# Small Lathe Buying Advice



## skubasteeve

I am looking at picking up a small lathe to replace my 36" Rockwell Beaver as I mainly do pens.

I am looking for something on the cheaper side

I have seen the General Pen Lathe and the HF lathes as well.

The General pen lathe seems to not have the greatest reviews on IAP... and the HF lathes cost a fortune to ship to Canada. 

Is there something else that I should/could consider?


----------



## camb

I have the small General and have no problems.
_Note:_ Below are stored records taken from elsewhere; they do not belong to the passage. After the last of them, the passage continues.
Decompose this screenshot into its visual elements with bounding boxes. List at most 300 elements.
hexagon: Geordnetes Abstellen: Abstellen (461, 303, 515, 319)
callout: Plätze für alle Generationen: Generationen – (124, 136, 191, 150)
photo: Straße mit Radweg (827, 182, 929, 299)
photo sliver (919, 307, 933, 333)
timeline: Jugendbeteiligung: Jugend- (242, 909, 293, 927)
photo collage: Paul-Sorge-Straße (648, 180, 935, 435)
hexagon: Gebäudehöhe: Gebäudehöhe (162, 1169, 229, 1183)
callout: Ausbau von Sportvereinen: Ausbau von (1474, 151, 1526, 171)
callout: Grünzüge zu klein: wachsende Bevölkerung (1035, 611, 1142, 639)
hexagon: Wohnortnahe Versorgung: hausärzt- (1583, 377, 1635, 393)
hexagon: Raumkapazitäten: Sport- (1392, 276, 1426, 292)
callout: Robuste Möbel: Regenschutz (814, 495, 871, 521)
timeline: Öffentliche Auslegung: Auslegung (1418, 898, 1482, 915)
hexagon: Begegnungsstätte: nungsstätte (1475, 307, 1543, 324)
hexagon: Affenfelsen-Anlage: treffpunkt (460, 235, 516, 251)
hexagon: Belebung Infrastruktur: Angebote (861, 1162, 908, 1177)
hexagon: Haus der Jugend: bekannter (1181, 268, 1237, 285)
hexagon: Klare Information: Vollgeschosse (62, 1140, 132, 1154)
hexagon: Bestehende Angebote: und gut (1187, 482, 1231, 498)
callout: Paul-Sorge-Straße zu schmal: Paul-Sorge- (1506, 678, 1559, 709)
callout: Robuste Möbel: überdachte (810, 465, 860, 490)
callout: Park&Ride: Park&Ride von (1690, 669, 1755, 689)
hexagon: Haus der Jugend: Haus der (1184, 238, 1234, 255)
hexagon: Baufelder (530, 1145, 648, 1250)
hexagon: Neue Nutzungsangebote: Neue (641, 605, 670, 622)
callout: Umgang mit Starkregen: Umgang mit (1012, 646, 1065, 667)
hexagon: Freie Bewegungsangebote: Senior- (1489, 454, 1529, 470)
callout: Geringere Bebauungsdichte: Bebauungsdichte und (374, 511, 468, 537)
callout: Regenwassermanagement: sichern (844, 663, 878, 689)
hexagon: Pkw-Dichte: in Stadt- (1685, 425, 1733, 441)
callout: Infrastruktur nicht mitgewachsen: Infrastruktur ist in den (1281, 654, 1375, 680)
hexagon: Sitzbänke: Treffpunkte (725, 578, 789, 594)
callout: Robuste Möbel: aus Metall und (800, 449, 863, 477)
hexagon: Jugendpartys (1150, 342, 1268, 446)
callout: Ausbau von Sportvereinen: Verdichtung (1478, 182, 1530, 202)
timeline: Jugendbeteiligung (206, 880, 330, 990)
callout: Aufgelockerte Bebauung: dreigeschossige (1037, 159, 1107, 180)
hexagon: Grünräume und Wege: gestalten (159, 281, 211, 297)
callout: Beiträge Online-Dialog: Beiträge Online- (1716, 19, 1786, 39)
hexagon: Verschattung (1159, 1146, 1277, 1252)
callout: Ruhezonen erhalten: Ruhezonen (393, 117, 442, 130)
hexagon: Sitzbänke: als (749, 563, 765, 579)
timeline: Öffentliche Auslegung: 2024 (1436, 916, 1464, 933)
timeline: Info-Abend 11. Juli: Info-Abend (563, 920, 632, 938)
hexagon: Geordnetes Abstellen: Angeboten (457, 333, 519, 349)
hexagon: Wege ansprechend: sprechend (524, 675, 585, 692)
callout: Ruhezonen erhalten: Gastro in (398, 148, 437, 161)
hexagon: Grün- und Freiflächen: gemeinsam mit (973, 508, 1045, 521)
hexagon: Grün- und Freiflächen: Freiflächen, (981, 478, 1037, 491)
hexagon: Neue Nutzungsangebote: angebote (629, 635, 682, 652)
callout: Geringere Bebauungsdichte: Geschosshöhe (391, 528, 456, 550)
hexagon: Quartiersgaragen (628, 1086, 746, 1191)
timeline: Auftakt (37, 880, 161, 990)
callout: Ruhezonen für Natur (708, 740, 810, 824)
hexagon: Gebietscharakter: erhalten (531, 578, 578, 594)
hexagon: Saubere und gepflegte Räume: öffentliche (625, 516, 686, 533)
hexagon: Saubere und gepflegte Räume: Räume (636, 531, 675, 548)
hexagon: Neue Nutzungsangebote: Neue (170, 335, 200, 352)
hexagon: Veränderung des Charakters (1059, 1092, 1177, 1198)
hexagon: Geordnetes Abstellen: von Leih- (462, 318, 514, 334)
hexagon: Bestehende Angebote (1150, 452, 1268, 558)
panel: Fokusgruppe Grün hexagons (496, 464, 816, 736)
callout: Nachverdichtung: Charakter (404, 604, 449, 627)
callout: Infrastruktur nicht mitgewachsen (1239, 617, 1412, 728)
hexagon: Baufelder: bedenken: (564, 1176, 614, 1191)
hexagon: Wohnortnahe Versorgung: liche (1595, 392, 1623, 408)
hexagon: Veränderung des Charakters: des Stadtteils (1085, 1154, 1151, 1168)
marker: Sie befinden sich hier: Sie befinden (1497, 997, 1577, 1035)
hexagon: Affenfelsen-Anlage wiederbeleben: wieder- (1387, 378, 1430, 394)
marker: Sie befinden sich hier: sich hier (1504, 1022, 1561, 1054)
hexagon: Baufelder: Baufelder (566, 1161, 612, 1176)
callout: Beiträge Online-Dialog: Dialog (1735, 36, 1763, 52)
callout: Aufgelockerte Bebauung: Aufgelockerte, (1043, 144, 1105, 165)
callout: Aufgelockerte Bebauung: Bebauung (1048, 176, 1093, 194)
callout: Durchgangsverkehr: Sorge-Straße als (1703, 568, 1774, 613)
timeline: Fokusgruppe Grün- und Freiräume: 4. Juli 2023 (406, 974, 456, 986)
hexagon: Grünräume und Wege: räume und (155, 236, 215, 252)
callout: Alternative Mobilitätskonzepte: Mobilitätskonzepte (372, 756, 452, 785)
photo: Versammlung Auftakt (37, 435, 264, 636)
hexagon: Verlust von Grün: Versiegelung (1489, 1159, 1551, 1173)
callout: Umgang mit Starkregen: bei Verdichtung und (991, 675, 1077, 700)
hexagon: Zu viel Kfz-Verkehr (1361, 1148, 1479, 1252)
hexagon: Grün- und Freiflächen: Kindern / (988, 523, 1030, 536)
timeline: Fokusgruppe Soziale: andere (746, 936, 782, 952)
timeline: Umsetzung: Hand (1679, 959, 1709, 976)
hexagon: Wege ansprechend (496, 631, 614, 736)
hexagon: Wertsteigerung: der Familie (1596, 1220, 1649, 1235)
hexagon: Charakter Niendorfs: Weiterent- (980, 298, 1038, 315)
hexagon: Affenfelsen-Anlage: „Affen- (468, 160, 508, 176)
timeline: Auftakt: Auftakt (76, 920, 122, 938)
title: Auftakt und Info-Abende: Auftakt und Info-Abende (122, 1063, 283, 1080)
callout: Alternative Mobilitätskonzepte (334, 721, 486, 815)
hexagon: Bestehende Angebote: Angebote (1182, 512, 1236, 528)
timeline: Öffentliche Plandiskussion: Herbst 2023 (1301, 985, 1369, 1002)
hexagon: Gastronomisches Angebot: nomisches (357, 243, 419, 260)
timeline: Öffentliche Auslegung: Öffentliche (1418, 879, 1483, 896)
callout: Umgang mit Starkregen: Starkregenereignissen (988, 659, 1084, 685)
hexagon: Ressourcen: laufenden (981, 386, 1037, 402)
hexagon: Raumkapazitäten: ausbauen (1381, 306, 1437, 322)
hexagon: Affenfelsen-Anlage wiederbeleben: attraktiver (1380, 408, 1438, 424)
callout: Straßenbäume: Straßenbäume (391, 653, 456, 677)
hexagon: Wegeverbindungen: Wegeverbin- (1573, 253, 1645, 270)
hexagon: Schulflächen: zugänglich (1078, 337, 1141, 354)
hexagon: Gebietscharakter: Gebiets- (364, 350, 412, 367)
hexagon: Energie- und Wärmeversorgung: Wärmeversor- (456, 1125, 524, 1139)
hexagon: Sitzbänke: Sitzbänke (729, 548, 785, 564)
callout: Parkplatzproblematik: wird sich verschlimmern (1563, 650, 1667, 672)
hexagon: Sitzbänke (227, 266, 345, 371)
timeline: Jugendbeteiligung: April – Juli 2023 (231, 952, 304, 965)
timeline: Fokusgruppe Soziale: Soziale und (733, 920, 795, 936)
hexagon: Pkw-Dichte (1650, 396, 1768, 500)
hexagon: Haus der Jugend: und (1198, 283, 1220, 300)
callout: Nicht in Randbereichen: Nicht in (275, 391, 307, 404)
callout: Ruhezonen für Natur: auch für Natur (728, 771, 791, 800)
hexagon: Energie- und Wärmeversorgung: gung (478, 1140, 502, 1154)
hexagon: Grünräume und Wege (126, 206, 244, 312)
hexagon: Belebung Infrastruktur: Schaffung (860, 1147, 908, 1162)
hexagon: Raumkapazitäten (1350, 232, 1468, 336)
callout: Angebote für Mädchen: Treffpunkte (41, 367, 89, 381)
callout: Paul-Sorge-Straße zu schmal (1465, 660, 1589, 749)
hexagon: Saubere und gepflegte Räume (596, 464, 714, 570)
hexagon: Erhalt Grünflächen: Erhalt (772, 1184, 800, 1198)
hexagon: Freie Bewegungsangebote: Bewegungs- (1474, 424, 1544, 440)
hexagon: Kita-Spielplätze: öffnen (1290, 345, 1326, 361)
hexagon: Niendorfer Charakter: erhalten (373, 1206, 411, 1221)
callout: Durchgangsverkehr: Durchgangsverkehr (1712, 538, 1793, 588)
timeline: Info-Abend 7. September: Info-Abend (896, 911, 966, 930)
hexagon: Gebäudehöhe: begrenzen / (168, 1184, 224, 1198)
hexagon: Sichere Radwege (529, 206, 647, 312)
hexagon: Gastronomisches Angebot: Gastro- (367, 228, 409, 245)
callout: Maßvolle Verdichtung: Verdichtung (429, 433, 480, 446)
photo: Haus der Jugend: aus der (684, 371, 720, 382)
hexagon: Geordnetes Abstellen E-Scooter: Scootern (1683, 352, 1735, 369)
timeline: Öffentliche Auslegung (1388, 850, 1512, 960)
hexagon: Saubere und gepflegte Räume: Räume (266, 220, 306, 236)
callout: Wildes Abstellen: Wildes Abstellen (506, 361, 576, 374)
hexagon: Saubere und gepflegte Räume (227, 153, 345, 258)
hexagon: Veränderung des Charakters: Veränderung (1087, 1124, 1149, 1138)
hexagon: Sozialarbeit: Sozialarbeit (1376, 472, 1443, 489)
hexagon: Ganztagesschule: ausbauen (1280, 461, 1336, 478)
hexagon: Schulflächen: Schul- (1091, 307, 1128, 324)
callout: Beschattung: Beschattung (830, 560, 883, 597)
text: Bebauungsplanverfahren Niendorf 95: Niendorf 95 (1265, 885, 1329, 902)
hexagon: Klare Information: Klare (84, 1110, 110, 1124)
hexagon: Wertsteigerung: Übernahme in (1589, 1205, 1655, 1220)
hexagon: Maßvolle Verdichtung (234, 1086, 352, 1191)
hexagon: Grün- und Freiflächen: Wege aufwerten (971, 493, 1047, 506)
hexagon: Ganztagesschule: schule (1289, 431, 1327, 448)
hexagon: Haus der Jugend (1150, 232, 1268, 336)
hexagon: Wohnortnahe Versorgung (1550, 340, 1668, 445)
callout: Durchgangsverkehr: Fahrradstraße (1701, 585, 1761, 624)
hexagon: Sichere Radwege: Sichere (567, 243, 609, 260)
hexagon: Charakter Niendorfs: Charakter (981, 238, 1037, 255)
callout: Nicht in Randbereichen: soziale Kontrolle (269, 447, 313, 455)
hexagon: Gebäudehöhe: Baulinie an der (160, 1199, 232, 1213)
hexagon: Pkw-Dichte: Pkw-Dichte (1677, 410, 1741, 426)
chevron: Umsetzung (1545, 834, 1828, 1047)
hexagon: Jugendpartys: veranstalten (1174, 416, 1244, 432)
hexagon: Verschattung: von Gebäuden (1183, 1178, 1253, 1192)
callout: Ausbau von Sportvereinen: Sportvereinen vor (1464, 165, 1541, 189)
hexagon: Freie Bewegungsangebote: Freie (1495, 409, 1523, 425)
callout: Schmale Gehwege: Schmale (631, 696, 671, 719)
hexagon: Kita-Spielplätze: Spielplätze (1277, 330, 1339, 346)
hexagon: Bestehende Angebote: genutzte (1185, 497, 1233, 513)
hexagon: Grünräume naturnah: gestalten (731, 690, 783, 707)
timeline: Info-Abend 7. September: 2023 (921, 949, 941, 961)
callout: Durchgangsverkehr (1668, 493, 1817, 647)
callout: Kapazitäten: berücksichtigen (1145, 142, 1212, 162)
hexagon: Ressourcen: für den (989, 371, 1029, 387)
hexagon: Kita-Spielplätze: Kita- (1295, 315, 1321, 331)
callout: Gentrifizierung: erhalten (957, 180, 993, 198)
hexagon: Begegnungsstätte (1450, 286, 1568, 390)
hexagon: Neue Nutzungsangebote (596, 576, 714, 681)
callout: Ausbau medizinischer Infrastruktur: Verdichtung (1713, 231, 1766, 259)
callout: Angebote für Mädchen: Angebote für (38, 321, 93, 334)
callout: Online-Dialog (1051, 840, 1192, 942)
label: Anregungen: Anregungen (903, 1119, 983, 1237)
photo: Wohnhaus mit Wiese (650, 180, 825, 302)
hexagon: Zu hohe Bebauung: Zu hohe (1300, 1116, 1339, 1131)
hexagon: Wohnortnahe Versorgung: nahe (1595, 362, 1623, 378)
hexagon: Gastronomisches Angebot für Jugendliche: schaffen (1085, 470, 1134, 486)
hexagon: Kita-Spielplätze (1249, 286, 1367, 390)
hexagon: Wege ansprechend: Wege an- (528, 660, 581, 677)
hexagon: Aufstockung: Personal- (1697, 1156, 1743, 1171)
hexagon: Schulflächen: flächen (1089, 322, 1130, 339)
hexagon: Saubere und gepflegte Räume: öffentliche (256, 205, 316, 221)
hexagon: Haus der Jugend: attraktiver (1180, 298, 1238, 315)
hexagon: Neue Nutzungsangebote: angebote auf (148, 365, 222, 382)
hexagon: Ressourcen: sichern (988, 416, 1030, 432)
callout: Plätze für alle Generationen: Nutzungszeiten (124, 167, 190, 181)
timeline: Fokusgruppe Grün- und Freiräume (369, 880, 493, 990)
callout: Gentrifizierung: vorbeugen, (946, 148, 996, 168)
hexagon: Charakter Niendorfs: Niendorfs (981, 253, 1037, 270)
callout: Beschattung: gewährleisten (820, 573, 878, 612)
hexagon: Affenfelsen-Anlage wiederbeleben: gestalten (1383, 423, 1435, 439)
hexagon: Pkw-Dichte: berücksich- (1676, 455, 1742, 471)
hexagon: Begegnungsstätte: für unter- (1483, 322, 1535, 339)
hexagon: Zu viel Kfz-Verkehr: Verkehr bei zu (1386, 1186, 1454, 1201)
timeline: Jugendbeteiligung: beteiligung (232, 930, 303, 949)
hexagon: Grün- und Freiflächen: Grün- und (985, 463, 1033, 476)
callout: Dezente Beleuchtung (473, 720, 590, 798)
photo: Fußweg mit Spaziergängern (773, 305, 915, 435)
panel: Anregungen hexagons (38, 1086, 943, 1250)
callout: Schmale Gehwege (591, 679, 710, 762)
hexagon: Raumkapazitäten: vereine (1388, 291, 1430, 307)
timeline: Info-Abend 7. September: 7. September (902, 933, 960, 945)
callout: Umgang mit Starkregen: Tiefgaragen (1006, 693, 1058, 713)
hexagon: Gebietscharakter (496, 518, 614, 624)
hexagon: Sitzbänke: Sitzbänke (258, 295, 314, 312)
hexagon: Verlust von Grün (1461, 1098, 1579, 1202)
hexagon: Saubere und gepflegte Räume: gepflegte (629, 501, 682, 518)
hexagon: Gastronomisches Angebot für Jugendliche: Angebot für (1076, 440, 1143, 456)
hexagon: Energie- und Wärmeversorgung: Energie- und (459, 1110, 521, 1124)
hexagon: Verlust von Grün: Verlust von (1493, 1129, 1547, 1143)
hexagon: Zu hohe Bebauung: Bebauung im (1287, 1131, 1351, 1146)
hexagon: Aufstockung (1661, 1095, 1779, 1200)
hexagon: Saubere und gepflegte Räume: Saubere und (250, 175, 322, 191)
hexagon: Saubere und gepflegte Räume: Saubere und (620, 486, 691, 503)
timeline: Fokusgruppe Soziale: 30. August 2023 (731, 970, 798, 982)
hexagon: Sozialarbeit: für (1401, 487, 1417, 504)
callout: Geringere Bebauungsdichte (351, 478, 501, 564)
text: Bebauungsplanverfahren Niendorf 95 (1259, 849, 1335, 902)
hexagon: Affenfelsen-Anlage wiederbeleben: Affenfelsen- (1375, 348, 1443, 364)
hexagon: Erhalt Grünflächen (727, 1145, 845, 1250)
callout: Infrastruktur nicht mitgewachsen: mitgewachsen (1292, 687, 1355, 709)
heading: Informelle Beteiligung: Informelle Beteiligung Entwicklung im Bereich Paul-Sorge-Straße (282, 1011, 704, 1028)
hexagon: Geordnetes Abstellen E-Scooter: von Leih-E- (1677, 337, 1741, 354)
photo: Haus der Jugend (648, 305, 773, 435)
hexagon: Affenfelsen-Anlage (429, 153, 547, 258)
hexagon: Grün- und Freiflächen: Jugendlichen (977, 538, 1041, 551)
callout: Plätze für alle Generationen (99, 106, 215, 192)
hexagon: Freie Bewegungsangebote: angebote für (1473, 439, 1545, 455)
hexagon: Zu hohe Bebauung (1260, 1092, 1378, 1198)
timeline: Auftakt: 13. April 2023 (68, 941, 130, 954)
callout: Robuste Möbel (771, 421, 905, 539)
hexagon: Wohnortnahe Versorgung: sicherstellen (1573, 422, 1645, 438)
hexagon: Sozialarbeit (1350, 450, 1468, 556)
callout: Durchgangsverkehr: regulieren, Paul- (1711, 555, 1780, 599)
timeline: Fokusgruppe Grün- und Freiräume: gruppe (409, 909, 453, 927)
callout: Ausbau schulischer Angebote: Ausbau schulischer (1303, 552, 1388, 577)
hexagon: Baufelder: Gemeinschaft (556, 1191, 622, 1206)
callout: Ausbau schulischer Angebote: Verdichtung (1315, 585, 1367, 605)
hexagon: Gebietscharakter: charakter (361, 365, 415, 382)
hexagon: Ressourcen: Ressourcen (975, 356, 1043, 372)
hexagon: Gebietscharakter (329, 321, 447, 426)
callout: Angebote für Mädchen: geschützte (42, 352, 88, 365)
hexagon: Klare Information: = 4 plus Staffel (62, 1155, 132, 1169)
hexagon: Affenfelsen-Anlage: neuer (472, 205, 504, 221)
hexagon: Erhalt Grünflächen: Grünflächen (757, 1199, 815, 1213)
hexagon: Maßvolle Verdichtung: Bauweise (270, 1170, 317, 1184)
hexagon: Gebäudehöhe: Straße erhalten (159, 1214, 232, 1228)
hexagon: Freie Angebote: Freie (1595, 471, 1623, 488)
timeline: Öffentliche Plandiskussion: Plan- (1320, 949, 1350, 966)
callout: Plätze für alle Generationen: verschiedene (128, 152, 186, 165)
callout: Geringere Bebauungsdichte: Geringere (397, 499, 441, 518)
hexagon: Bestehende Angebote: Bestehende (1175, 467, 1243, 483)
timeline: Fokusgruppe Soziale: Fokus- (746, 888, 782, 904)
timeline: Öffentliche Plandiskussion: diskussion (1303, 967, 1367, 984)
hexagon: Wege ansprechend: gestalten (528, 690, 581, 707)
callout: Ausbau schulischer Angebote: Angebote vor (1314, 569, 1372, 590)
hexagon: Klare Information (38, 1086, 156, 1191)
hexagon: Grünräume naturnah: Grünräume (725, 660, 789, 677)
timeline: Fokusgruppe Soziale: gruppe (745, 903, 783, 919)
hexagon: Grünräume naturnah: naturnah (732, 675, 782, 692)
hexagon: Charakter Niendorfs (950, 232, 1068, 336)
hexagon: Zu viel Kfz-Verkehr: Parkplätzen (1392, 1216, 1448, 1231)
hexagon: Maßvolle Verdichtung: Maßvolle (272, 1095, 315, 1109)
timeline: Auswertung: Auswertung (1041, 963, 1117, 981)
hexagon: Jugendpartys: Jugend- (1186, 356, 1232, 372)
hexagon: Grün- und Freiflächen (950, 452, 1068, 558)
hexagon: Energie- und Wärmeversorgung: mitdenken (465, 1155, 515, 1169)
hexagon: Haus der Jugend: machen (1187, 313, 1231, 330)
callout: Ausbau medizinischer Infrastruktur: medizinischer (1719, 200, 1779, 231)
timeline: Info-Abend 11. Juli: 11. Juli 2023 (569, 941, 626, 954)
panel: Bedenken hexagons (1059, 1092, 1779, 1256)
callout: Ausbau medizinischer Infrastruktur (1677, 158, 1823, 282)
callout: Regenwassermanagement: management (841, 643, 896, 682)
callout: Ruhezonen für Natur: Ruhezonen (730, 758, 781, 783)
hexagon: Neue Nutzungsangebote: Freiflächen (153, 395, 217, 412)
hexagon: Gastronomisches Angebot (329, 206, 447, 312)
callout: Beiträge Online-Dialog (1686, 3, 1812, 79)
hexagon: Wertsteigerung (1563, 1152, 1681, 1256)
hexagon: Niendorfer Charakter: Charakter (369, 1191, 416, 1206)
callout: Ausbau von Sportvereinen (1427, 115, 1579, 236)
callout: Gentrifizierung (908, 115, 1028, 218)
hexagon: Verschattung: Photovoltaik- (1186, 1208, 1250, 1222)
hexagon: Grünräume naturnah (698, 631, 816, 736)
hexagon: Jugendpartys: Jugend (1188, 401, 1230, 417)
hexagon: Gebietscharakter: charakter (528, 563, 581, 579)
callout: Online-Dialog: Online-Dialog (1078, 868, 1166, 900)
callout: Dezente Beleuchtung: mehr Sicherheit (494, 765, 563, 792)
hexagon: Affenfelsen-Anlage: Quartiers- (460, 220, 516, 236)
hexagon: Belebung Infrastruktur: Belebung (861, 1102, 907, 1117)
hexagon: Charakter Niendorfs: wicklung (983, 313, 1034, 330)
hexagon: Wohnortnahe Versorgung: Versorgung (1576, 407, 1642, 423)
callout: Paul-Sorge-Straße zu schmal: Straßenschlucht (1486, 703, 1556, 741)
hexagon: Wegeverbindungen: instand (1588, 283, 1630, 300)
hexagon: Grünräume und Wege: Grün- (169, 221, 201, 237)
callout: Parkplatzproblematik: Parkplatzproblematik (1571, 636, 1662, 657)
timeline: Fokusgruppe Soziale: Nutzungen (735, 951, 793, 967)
I think it is great   JEFF


----------



## Dan Masshardt

Nova comet 2?

Rikon when on sale.


----------



## Old Codger

I'm with Dan, the Nova looks like a nice lathe for the cost, but my first love was a Rikon 1216VS and I still love it as a second lathe!  It's dependable, sturdy, and flawless...  You have to go a long way before you can beat their customer service... I currently have a Jet 1221VS and like it alot, which is a great sturdy and larger than life 'mini lathe', but still think a Rikon is a better buy for the money...  Check them out before purchasing...note...Jet, has a brand new VS midi/larger lathe out that you might consider too...  Remember, buy as large a lathe as you can afford as you WILL outgrow it in time...   Safe turning to you always!


----------



## Skie_M

I paid $109 after tax on my Harbor Freight mini wood lathe.  It's kinda light on the power, but I have no problems making pens with it at all.


----------